Some ways to remember:
The testing effect
Write down what you know about a subject without talking through it with anyone else or studying it. Do this over and over. When you do, you’ll make more synaptic connections and learn more.
You can do this by writing down what you want to remember or creating a picture in your mind.
Make emotional connections
Storytelling is another way to remember things. The part of your brain that stores memories works with the amygdala, which processes emotions. Always try to make your stories positive because the brain wants to remember good things and forget bad things.
B - Believe in your ability to remember.
E - Exercise your brain.
S - Say the name (or thing you want to remember).
U - Use it in a sentence.
A - Ask a question.
V - Visualize it.
E - End with it. Say their name (or the information) as you close the encounter.
Incorporate a motor skill into your memory. Gerald Ford would imagine writing a person’s name on their forehead, and visualizing it on their forehead, he would remember it.
Optimize your health
Your body functions best when it is using ketones for energy. You can create ketones through a ketogenic diet or by delaying your first meal of the day by intermittent fasting.
Sleep is a key part of the memory consolidation process. Research shows that when the same amount of time to study, students who got a full night of sleep did better than those who studied late into the night.
Q: Which of these strategies stood out to you? Are you doing any of them right now? Are there any other memory retention strategies that you are familiar with? How well do they work? Which of these strategies do you want to try first? Where will you try it out?
In the episode, Jennifer talks about an exercise where you memorize ten words. This week, find a list of 10 random words and create a story using them every morning and test your memory at night. This brain training exercise will help you learn how to store things in your long-term memory!
How well are you taking care of your body? Think about your habits like your diet, exercise, sleep, and water intake. Choose one area that you want to work on this week. Remember that your brain functions better when your body is healthy!

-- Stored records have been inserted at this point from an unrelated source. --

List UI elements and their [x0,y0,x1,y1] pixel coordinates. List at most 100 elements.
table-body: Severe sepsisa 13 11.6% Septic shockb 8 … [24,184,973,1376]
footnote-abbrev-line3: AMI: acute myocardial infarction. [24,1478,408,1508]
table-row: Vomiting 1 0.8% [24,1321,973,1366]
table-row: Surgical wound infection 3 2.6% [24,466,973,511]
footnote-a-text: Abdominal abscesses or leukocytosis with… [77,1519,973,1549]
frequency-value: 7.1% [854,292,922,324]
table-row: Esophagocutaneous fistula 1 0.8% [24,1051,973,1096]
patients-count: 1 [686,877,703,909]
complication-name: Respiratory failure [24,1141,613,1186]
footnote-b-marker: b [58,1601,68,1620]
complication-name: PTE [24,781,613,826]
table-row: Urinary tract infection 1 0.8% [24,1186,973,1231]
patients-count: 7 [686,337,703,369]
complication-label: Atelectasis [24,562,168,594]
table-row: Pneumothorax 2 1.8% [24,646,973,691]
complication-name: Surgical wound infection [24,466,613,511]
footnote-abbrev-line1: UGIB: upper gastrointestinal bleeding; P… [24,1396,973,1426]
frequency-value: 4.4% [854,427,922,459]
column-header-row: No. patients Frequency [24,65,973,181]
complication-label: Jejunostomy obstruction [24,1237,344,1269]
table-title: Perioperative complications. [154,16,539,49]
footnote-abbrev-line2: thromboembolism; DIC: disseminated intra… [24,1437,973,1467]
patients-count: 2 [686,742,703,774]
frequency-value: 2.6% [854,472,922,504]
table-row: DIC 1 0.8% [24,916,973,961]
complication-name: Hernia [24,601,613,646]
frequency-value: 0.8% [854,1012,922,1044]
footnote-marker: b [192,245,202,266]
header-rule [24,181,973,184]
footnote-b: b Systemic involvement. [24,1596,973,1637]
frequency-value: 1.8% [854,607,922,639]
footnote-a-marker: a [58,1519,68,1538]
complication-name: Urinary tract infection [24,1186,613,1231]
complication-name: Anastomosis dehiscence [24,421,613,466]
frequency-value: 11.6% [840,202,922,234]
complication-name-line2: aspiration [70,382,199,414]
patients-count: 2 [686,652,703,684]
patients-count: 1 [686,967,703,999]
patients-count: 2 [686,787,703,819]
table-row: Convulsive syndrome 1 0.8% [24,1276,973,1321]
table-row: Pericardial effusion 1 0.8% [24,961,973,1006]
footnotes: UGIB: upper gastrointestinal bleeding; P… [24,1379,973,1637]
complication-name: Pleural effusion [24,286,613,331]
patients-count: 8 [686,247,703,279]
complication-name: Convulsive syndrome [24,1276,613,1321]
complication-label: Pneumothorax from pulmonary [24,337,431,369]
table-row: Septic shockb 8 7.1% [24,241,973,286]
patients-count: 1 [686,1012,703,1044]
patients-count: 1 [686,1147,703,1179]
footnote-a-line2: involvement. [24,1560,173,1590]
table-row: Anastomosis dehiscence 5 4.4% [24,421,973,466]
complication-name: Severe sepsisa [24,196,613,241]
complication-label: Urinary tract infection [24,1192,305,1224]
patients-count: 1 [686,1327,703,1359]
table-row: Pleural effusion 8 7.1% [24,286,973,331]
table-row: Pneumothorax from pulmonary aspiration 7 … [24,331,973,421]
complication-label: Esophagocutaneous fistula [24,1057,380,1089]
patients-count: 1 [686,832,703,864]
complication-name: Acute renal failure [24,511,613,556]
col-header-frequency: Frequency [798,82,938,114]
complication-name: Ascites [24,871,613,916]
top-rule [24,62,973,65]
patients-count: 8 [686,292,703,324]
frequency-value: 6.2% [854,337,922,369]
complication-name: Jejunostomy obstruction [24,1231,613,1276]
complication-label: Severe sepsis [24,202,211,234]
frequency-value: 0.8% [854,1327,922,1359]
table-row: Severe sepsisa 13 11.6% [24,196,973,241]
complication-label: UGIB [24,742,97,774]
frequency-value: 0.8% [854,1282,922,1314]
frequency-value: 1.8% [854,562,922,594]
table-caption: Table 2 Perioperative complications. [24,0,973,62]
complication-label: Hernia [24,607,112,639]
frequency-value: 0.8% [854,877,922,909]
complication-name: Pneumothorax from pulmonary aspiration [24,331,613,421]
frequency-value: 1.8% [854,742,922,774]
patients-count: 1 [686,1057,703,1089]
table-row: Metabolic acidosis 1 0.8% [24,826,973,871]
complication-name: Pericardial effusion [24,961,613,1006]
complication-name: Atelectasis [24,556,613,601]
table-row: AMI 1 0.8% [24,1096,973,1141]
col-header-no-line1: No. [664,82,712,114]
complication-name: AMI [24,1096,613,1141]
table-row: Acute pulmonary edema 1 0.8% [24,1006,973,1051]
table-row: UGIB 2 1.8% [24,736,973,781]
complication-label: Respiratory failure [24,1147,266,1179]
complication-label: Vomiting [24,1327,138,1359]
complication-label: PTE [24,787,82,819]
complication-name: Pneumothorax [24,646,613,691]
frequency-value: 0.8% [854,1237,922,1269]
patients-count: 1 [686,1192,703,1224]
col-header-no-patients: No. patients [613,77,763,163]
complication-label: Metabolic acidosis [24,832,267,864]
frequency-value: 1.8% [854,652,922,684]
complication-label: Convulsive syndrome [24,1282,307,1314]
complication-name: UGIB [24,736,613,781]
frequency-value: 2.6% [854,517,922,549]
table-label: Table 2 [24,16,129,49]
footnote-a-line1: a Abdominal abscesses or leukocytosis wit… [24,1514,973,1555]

Prior to this episode, why did you think you had a difficult time remembering things? Did the episode change your opinion? Remember that you can only remember what you want to remember and what you think is important. This week, try to incorporate the BE SUAVE approach to remembering names and other information. Remember that you are not doing it to be polite, you are training your brain, increasing your influence, and becoming more aware of your surroundings.